From data analysis to decision engineering!

The trap here is that business managers cannot spend their time mechanically sorting, cleaning and preparing data in the format needed to input this to a tool – they want to focus on the interpretation and meaning of the data and the reliability of the decisions that are based upon this.

I would liken this to the emergence of game computers – they were so simple that a child could literally unbox the product, plug it into the television and start playing a game within minutes.  No need to analyse game data, read complex instructions or adapt to the technology – the successful game developers hid the complexity of their technology and made it child’s play!  A child could quickly get into a game and compete against other children and use the product with minimal training.

So how to apply this to decision making?  A set of new tools is emerging to automate the stages of data analytics which transforms the activity to be focused on business decision making rather than the mechanical steps of data analysis.  We focus on the outcome rather than the process!  This is called Automated Machine Learning (AML).

The difference with traditional data analytics is highlighted below:

 

Stage Data Analytics Approach AML Approach
Organising the analysis of data Manually programmed for each model.
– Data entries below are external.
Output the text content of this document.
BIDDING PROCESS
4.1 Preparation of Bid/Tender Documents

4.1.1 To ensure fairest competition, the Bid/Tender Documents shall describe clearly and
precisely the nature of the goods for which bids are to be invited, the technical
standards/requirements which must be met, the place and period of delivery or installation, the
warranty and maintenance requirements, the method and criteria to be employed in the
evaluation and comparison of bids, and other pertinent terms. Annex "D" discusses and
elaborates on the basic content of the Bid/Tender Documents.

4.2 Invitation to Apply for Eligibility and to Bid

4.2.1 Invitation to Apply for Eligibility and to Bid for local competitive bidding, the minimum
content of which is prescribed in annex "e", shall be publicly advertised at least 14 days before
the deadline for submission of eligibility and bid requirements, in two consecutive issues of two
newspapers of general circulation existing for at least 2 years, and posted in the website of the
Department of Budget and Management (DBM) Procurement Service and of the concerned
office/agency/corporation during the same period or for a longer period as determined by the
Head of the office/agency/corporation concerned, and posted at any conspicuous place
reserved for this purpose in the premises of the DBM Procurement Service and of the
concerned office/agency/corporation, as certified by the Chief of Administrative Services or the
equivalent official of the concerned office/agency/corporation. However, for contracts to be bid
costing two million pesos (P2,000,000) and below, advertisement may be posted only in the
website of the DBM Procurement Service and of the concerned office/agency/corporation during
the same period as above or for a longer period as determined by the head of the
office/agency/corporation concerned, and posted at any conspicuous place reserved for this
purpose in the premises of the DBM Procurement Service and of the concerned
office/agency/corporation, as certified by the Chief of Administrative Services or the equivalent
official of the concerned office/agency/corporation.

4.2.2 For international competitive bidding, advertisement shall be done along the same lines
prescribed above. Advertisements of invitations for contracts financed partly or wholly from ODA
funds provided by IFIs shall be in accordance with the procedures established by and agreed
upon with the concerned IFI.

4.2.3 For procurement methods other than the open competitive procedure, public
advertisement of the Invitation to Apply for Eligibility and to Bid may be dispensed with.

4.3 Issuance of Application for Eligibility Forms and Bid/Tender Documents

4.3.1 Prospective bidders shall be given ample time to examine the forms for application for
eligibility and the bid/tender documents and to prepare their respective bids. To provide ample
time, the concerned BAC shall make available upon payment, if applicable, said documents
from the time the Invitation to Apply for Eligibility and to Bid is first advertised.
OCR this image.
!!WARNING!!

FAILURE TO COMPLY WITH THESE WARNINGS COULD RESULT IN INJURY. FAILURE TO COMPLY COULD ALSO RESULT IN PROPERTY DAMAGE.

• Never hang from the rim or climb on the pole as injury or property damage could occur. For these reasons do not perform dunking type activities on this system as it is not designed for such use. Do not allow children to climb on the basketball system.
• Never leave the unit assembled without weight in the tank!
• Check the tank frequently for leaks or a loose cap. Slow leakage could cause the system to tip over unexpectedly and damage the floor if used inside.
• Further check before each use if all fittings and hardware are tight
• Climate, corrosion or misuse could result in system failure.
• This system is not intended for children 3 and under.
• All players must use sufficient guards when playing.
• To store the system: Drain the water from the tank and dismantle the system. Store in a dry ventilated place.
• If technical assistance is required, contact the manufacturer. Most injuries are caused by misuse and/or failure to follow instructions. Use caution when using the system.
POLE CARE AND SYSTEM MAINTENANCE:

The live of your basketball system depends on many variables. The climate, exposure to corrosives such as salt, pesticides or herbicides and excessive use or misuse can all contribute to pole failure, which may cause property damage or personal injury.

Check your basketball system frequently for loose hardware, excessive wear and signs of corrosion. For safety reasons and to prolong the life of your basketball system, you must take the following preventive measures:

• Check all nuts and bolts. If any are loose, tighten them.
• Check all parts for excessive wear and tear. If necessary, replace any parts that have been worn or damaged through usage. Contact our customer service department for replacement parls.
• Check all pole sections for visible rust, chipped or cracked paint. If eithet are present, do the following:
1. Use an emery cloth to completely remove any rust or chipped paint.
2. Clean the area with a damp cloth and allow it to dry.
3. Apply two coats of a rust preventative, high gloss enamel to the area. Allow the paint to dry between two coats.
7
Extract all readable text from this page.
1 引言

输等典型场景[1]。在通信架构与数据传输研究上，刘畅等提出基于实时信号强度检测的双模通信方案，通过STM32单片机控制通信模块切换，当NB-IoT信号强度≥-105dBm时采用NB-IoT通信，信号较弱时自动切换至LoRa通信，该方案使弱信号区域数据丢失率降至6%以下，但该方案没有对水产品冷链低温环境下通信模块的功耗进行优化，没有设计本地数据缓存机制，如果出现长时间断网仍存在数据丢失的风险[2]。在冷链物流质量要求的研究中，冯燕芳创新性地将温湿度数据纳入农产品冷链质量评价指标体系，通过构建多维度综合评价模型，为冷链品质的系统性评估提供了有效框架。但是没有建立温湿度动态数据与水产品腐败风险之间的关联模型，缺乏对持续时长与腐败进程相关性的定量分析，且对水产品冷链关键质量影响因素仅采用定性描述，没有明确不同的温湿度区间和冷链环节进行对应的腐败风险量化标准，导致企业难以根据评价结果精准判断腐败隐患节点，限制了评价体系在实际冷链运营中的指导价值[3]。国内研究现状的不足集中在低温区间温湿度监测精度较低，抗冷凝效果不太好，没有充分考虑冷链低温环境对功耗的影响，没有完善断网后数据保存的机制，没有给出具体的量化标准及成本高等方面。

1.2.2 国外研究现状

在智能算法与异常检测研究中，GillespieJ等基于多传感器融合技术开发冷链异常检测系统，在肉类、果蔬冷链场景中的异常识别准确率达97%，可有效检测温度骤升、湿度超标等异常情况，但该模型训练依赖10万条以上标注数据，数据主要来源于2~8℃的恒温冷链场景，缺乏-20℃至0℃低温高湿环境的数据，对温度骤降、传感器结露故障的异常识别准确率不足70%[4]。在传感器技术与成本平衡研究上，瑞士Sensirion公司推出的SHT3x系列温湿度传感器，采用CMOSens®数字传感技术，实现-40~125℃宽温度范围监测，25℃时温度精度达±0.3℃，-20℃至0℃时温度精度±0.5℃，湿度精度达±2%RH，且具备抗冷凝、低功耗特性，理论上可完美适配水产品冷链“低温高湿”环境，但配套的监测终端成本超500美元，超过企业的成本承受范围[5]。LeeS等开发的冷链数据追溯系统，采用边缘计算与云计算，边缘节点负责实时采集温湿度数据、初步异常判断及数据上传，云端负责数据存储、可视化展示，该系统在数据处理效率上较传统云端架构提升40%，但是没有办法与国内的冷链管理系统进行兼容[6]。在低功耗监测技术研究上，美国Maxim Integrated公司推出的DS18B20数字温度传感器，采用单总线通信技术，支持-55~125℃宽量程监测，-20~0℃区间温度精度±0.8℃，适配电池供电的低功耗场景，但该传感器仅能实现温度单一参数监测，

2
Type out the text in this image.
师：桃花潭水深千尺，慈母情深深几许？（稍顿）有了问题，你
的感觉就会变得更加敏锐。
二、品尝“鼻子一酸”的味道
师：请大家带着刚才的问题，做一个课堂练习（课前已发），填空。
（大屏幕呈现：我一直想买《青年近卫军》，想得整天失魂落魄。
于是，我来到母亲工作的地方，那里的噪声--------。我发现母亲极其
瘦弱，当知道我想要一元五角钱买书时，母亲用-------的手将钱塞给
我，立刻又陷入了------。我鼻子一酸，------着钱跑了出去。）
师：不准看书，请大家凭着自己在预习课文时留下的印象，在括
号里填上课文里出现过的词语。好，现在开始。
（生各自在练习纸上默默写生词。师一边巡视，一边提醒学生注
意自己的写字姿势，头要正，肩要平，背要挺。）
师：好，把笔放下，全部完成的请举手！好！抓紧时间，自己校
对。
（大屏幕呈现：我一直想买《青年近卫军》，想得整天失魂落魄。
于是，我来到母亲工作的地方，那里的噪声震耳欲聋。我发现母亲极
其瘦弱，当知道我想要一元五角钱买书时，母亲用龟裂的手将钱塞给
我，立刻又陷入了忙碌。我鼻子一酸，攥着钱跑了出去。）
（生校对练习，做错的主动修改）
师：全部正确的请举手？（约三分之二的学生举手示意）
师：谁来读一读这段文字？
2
No code / low code approach with workflow inherent in tool
Applying an algorithm External software libraries imported and algorithm called by bespoke software Algorithms clicked as icons on the screen
Assessing the outcome Result display functions called using programmed steps Results shown in a user friendly manner on screen
Managing test and modelling data Manually split data in test and learning sets Automatically split data and apply using tool
Assessing the outcome Manually interpret model outcome by viewing results Automatically assess model outcome on screen
Choosing the best algorithm Specialist choice based on interpretation Automatic choice based on best performance on test data
Deployment of resulting prediction model Bespoke software steps to deploy model to brouwser or smartphone Automatic download or model to local browser or smartphone
Driven by Data analytics staff Business managers
Focus of time spent Analysing the data Making business decisions

 

This brings us back to the beginning of this article – the use of automated machine learning tools will be a key differentiator in the success of business leaders.  In my view this is as significant as the shift from the abacus/slide rule to calculators or the shift from calculators to excel spreadsheets.  The next shift is from spreadsheets to automated machine learning!

The key to this is learning to use automated tools to focus time on business decision engineering and drive the quest for data, decisions and better business results.

As MIT professors Erik Brynjolfsson and Andrew McAfee stated in “The Business of Artificial Intelligence”: …over the next decade, AI won’t replace managers, but managers who use AI will replace those who don’t.”